Today the parts arrived I order last week to upgrade the Blue-Dragon. They included a new power supply, additional 2 TB hard drive, and 4 more GB of RAM. It is significantly less then the upgrade I had planned on doing, but I just couldn't make up my mind on what to do with the "old" parts.
The power new supply replaces a slightly smaller power supply. The old supply was a 600 watt Thermaltake, which wasn't a bad supply. It's problem was a having 4x 12 VDC rails. The Blue Dragon has (had) 9 hard drives, and a rather demanding video card. When I added a second video card, the supply couldn't keep up. My guess is one of the rails was failing due to over-current. While the power existed, I couldn't get it distributed in such a way to utilize it all. So I ordered a new 750 watt
Corsair supply. While I don't really need the additional wattage, it does have a single 12 volt rail rated for 60 amps (as opposed to the 4x 18 amp rails on my Thermaltake). I have not worked with
Corsair products before, but the supply received a lot of good reviews. It also sports a 140 mm fan, and a modular cable setup. This new supply is also has a
80 PLUS Silver rating, which is nice for a PC that runs almost 24/7.
Installation wasn't trivial. The Blue-Dragon has 9 hard drives, 8 cooling fans, a huge CPU heat-sink, and RAM with tall head-sinks. Getting the old supply out meant removing two bays of hard drives, RAM, and a cooling fan. The picture today has the new supply just installed. On the edge of the bench are two of the hard drive bays. Each bay has 3 drives, and a 120 mm cooling fan. There are 3 bays (the last bay is still installed) full of drives.
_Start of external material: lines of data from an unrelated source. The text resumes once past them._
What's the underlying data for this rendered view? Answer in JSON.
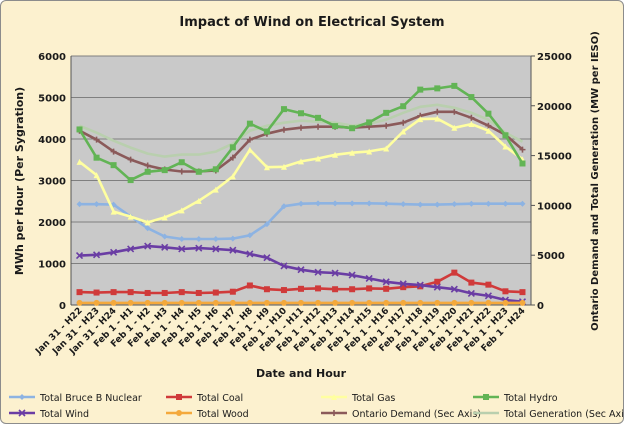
{
  "chart_data": {
    "type": "line",
    "title": "Impact of Wind on Electrical System",
    "xlabel": "Date and Hour",
    "ylabel": "MWh per Hour (Per Sygration)",
    "y2label": "Ontario Demand and Total Generation (MW per IESO)",
    "ylim": [
      0,
      6000
    ],
    "y2lim": [
      0,
      25000
    ],
    "yticks": [
      "0",
      "1000",
      "2000",
      "3000",
      "4000",
      "5000",
      "6000"
    ],
    "y2ticks": [
      "0",
      "5000",
      "10000",
      "15000",
      "20000",
      "25000"
    ],
    "grid": true,
    "legend_position": "bottom",
    "x_ticks": [
      "Jan 31 - H22",
      "Jan 31 - H23",
      "Jan 31 - H24",
      "Feb 1 - H1",
      "Feb 1 - H2",
      "Feb 1 - H3",
      "Feb 1 - H4",
      "Feb 1 - H5",
      "Feb 1 - H6",
      "Feb 1 - H7",
      "Feb 1 - H8",
      "Feb 1 - H9",
      "Feb 1 - H10",
      "Feb 1 - H11",
      "Feb 1 - H12",
      "Feb 1 - H13",
      "Feb 1 - H14",
      "Feb 1 - H15",
      "Feb 1 - H16",
      "Feb 1 - H17",
      "Feb 1 - H18",
      "Feb 1 - H19",
      "Feb 1 - H20",
      "Feb 1 - H21",
      "Feb 1 - H22",
      "Feb 1 - H23",
      "Feb 1 - H24"
    ],
    "series": [
      {
        "name": "Total Bruce B Nuclear",
        "color": "#8db3e2",
        "marker": "diamond",
        "axis": "primary",
        "values": [
          2430,
          2430,
          2420,
          2130,
          1850,
          1650,
          1590,
          1590,
          1590,
          1600,
          1680,
          1950,
          2380,
          2440,
          2450,
          2450,
          2450,
          2450,
          2440,
          2430,
          2420,
          2420,
          2430,
          2440,
          2440,
          2440,
          2440
        ]
      },
      {
        "name": "Total Coal",
        "color": "#d03a3a",
        "marker": "square",
        "axis": "primary",
        "values": [
          310,
          300,
          310,
          310,
          290,
          290,
          310,
          290,
          300,
          320,
          470,
          380,
          360,
          390,
          400,
          380,
          380,
          400,
          390,
          430,
          450,
          560,
          780,
          540,
          490,
          330,
          310
        ]
      },
      {
        "name": "Total Gas",
        "color": "#ffffa0",
        "marker": "triangle",
        "axis": "primary",
        "values": [
          3450,
          3130,
          2250,
          2130,
          1990,
          2110,
          2280,
          2510,
          2780,
          3100,
          3740,
          3320,
          3330,
          3460,
          3530,
          3620,
          3670,
          3700,
          3770,
          4180,
          4480,
          4490,
          4270,
          4360,
          4200,
          3820,
          3510
        ]
      },
      {
        "name": "Total Hydro",
        "color": "#62b455",
        "marker": "square",
        "axis": "primary",
        "values": [
          4230,
          3550,
          3370,
          3010,
          3210,
          3250,
          3440,
          3210,
          3270,
          3800,
          4370,
          4180,
          4720,
          4620,
          4510,
          4310,
          4260,
          4400,
          4630,
          4790,
          5190,
          5220,
          5280,
          5010,
          4610,
          4090,
          3410
        ]
      },
      {
        "name": "Total Wind",
        "color": "#6a3da4",
        "marker": "x",
        "axis": "primary",
        "values": [
          1190,
          1210,
          1270,
          1350,
          1420,
          1390,
          1350,
          1370,
          1350,
          1320,
          1230,
          1140,
          940,
          850,
          790,
          770,
          720,
          640,
          560,
          510,
          480,
          430,
          380,
          280,
          220,
          120,
          80
        ]
      },
      {
        "name": "Total Wood",
        "color": "#f4a93c",
        "marker": "circle",
        "axis": "primary",
        "values": [
          50,
          50,
          50,
          50,
          50,
          50,
          50,
          50,
          50,
          50,
          50,
          50,
          50,
          50,
          50,
          50,
          50,
          50,
          50,
          50,
          50,
          50,
          50,
          50,
          50,
          50,
          50
        ]
      },
      {
        "name": "Ontario Demand (Sec Axis)",
        "color": "#8b5a5a",
        "marker": "plus",
        "axis": "secondary",
        "values": [
          17500,
          16600,
          15400,
          14600,
          14000,
          13600,
          13400,
          13400,
          13500,
          14800,
          16600,
          17200,
          17600,
          17800,
          17900,
          17900,
          17800,
          17900,
          18000,
          18300,
          19000,
          19400,
          19400,
          18800,
          18000,
          17100,
          15600
        ]
      },
      {
        "name": "Total Generation (Sec Axis)",
        "color": "#b9cfae",
        "marker": "none",
        "axis": "secondary",
        "values": [
          18000,
          17300,
          16500,
          15800,
          15200,
          14900,
          15100,
          15100,
          15400,
          16200,
          17500,
          18000,
          18300,
          18500,
          18400,
          18300,
          18000,
          18200,
          18600,
          19300,
          19900,
          20100,
          19800,
          19300,
          18600,
          17300,
          16400
        ]
      }
    ]
  }
}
There is a 4th bay that is installed by the power supply, and it will contain the new 2 GB drive.
After the power supply was installed, I put everything back together. I included my new 2 GB drive, which brings our total online storage in the Blue Dragon to 6.25 TB. It is interesting to note that before this upgrade I had around 5% free space. So the new storage is much needed.
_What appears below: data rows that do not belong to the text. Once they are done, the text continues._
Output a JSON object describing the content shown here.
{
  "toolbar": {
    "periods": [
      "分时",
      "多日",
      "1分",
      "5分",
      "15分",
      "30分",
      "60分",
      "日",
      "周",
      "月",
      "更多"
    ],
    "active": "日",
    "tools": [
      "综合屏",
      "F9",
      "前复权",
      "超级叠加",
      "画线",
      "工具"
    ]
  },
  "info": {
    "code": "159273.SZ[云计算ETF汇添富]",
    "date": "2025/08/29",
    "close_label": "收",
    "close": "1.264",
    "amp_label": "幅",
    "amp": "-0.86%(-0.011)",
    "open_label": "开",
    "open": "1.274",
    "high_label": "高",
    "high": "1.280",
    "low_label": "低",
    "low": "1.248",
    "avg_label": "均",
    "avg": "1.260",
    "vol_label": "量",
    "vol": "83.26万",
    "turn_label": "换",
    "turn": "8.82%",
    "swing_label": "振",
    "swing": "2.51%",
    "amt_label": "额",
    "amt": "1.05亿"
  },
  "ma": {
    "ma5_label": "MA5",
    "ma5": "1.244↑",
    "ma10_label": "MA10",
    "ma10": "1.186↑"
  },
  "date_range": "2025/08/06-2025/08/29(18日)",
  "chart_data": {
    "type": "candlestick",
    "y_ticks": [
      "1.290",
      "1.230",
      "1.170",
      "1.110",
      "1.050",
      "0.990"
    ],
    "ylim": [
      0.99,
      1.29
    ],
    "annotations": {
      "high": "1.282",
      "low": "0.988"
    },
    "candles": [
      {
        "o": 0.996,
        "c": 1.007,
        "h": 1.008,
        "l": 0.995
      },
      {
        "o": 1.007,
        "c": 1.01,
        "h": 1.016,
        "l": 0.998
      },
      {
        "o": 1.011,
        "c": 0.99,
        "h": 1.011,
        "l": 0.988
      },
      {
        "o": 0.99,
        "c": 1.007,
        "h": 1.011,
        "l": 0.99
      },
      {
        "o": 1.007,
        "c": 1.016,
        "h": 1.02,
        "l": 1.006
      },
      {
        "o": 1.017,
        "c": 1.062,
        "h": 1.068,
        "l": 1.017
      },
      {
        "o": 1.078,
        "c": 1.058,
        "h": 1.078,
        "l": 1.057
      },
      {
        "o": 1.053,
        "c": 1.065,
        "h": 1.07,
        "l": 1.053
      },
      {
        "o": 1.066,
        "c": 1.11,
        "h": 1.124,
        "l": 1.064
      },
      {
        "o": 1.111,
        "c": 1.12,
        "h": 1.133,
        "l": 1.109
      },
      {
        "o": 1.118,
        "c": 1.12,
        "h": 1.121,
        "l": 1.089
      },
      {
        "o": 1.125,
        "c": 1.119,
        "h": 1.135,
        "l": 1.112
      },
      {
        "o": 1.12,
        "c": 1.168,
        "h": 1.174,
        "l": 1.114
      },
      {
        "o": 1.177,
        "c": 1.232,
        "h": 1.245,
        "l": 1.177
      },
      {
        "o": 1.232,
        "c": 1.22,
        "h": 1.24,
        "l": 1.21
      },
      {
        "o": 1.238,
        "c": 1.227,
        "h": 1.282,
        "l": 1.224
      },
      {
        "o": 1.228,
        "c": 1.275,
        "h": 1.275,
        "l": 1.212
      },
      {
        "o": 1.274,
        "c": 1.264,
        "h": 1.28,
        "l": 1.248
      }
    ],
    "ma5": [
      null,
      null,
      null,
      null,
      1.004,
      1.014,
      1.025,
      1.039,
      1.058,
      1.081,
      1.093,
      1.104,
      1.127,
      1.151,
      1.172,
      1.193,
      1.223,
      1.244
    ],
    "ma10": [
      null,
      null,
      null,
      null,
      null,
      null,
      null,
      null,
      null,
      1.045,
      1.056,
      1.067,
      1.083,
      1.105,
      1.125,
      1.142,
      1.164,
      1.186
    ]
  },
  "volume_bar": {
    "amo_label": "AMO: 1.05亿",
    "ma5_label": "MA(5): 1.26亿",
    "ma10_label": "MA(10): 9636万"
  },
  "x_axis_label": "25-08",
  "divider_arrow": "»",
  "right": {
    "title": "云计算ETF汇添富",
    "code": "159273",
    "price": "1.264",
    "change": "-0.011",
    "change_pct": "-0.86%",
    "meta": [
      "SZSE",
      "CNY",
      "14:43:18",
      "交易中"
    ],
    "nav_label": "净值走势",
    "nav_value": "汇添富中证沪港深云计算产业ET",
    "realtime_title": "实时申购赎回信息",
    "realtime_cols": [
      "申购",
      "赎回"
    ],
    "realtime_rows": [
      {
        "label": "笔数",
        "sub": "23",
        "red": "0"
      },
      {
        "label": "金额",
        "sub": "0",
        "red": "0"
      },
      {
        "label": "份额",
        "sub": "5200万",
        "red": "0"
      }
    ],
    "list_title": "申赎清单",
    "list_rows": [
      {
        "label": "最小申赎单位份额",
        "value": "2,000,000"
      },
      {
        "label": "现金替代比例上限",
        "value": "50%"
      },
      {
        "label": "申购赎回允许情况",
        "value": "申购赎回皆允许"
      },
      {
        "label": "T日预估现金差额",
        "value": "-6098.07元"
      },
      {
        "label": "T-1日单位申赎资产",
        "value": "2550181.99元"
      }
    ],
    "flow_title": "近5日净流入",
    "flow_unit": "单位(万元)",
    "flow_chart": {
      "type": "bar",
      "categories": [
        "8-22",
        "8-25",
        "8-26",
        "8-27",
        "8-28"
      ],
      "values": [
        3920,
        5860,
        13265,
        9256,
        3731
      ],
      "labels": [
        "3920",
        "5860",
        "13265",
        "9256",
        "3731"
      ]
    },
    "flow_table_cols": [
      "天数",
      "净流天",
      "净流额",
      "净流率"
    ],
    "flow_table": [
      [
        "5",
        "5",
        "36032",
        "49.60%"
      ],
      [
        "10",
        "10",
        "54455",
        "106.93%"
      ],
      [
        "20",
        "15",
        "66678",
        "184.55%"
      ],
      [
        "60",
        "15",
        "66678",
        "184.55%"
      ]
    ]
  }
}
The additional RAM was something I didn't expect to need when I speced the Blue-Dragon. The Red-Dragon had just 1 GB of RAM, and it never caused a problem. So when I quadrupled it in the Blue-Dragon, I expected a lot of room for the future. But with rendering, 18 megapixel pictures, and virtual machines all competing for RAM, I have for the first time since the DOS days run out of memory due to something other then a program bug.
With this new installation I also reinstalled a video card given to us by Pluvius several months ago—the one that caused problems with my other power supply. I decided I'd go for broke and boot with all the upgrades installed at once. Aside from needing to update BIOS so it picked the correct boot device (because of the drive addition) everything worked. That doesn't happen often, but I'll take it!